La fin d’un diktat ?

Le gameplay du premier Life is Strange et de sa préquelle s’avérait particulièrement basique et dépouillé : une capacité de remonter dans le temps afin de modifier ses choix et un vague système d’influence afin d’intimider des interlocuteurs récalcitrants… Dans cette suite, le studio Dontnod a poussé sa logique encore plus loin en… abandonnant totalement la notion de gameplay ! Vous ne rêvez pas, Life is Strange 2 fait le choix radical de ne reposer que sur des dialogues interactifs censés modifier le cours de votre aventure ou encore de rapides sessions de recherche afin de trouver l’objet indispensable ou de déverrouiller l’action qui permettra de débloquer une situation peu enviable. Ce qui pourrait s’assimiler au simple renoncement d’élaborer un vrai jeu s’avère être le principal atout du titre. Libéré de cette obligation d’intégrer un gameplay rachitique et qui relevait franchement du vague prétexte, les développeurs ont simplement assumé ce qu’était en réalité un Life is Strange : une expérience immersive génératrice d’émotions.

On the road 

Et de l’émotion, ce n’est pas ce qui manque en accompagnant cette escapade qui permet à Sean et à Daniel d’échanger des gestes simples comme la joie enfantine d’élaborer un feu de camp ou encore de s’allonger côte à côte pour interpréter la forme des nuages. Je sais, dit comme cela, cela semble un peu nunuche et terriblement naïf. Mais pour peu que vous abandonniez votre panoplie de guerrier sanguinaire enfilant les frags à CoD, nul doute que vous vous laisserez porter par ces pérégrinations souvent très poétiques et contemplatives. Quelques séquences s’avèrent tout de même un peu plus tendues et « actives » comme celle où vous devrez vous échapper d’une station service dans laquelle Sean a été emprisonné. Dans ce cas, il sera nécessaire de bien analyser l’environnement afin de trouver le moyen de vous sortir de ce guêpier. Mais tout ceci reste assez basique voire simpliste et le plus souvent, il s’agira surtout pour Sean de partager des moments privilégiés avec son petit frère, de veiller sur lui et de faire les bons choix quant à la conduite à tenir.

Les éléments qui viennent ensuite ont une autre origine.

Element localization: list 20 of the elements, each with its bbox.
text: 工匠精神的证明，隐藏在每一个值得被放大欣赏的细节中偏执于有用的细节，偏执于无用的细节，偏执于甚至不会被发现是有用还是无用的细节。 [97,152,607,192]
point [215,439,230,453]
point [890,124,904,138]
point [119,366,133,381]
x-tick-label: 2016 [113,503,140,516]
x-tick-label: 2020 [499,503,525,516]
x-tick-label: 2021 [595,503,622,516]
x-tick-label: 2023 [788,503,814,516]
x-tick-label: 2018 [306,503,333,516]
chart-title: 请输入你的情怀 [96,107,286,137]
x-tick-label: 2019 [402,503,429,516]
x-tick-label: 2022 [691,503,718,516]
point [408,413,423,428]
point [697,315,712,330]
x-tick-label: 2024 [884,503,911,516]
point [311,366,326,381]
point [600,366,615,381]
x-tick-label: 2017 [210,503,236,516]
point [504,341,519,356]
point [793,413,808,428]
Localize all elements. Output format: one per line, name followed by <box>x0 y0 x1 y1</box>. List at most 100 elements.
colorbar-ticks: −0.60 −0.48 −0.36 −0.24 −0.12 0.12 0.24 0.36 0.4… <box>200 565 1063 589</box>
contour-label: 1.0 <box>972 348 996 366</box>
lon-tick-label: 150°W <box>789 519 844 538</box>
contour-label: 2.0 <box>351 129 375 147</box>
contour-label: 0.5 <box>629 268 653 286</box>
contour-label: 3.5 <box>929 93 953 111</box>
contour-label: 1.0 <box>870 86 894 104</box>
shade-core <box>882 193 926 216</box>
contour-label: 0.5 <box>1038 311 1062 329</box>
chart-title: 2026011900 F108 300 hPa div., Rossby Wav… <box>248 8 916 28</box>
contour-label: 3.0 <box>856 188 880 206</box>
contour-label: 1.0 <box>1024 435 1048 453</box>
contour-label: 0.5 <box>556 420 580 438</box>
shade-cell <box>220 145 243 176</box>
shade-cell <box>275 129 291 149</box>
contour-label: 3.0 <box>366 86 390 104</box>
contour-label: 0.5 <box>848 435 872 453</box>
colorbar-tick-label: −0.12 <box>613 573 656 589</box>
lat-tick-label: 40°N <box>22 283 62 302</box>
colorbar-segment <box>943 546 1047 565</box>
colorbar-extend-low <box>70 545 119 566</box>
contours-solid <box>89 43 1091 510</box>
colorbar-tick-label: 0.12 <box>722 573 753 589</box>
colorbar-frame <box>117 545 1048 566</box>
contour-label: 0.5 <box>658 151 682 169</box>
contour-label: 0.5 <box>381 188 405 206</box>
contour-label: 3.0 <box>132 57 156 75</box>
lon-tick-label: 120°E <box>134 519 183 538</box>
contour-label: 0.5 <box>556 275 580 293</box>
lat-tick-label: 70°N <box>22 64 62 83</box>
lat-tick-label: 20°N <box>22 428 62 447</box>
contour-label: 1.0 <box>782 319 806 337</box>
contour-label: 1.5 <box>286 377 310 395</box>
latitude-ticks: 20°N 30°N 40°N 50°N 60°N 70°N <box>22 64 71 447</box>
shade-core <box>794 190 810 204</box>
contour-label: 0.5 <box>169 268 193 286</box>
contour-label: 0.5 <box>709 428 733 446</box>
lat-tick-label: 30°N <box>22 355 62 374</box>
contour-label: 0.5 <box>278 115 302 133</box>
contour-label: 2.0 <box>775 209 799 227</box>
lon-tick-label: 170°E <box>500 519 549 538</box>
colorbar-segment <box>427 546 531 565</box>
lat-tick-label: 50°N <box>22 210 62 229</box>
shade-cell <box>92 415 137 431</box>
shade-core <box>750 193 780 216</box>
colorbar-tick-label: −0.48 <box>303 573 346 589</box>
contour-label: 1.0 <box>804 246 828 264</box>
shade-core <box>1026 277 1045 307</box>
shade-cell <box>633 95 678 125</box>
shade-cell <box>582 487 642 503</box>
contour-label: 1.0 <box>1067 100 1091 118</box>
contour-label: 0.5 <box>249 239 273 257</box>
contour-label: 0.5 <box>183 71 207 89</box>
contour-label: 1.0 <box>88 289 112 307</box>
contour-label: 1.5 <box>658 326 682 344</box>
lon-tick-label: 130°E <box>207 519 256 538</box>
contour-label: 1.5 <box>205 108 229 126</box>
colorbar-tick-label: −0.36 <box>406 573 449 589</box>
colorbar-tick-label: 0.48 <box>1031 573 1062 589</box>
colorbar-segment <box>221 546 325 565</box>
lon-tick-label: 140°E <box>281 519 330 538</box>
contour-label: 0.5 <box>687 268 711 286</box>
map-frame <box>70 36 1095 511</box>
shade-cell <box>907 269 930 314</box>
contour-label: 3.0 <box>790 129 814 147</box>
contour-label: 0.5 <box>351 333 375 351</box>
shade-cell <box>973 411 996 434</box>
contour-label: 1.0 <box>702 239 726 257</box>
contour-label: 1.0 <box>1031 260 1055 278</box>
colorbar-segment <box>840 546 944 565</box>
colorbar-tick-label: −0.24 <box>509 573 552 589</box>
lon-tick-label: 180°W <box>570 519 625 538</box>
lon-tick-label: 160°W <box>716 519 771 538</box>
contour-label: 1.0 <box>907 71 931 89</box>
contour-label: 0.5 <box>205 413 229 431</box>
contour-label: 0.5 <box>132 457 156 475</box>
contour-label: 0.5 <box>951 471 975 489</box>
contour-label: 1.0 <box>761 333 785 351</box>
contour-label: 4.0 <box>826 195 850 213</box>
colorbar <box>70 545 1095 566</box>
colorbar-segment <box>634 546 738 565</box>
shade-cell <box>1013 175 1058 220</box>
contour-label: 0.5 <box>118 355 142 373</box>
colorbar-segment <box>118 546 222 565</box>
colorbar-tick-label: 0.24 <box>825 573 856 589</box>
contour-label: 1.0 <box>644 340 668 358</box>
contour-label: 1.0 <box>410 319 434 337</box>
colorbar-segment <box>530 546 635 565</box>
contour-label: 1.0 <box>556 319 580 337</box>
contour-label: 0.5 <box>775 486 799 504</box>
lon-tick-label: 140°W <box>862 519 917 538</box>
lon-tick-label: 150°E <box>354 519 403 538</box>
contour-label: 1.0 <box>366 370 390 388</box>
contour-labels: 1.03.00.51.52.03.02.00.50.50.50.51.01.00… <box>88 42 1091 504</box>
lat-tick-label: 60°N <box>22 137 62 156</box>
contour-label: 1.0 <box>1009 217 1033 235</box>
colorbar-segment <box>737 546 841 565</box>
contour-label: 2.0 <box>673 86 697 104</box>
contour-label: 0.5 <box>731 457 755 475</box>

En un mot de devenir une sorte de père de substitution. Ce Life is Strange 2 reste donc particulièrement centré sur le duo de frangins et vous ne ferez que de rares rencontres. Mais certaines dont celle d’une sorte de journaliste libertaire et itinérant réservent tout de même quelques phases de dialogues bien construites et symptomatiques d’une Amérique fracturée sur le plan social entre ceux qui cautionnent une american way of life et ceux qui considèrent ce paradigme comme violent et excluant. Parfois désuet et pétri de bons sentiments, Life is Strange 2 reste donc un jeu assez adulte et la psychologie un poil caricaturale des personnages s’avère tout de même infiniment plus fine et travaillée que celle dont se voient affublés la plupart des héros « têtes de gondoles » des franchises à succès.

Sons et lumières

Life is Strange s’est toujours attaché à proposer une ambiance cinématographique assez arty lorgnant vers le cinéma indépendant. Ainsi, les effets de mise en scène sont nombreux, particulièrement réussis et sont également mis en valeur par un environnement sonore comme toujours de haute volée. Et cet épisode ne déroge pas à la règle avec des musiques plutôt orientées folk qui épousent parfaitement votre aventure. Il faut ajouter à cela quelques chansons judicieusement choisies et qui relèvent d’un goût musical certain. Quel plaisir de retrouver, dès l’introduction, la rythmique hypnotique du Lisztomania de Phoenix ! Pour terminer, on retrouve un style graphique relativement épuré avec cette fois-ci, un très léger effet de cell shading sur les visages qui pourra éventuellement décontenancer les fans de la série. Rien à redire en revanche sur les paysages à la fois détaillés et joliment colorés : certains panoramas flattent le regard et vous mettront à « l’arrêt » quelques secondes voire quelques minutes.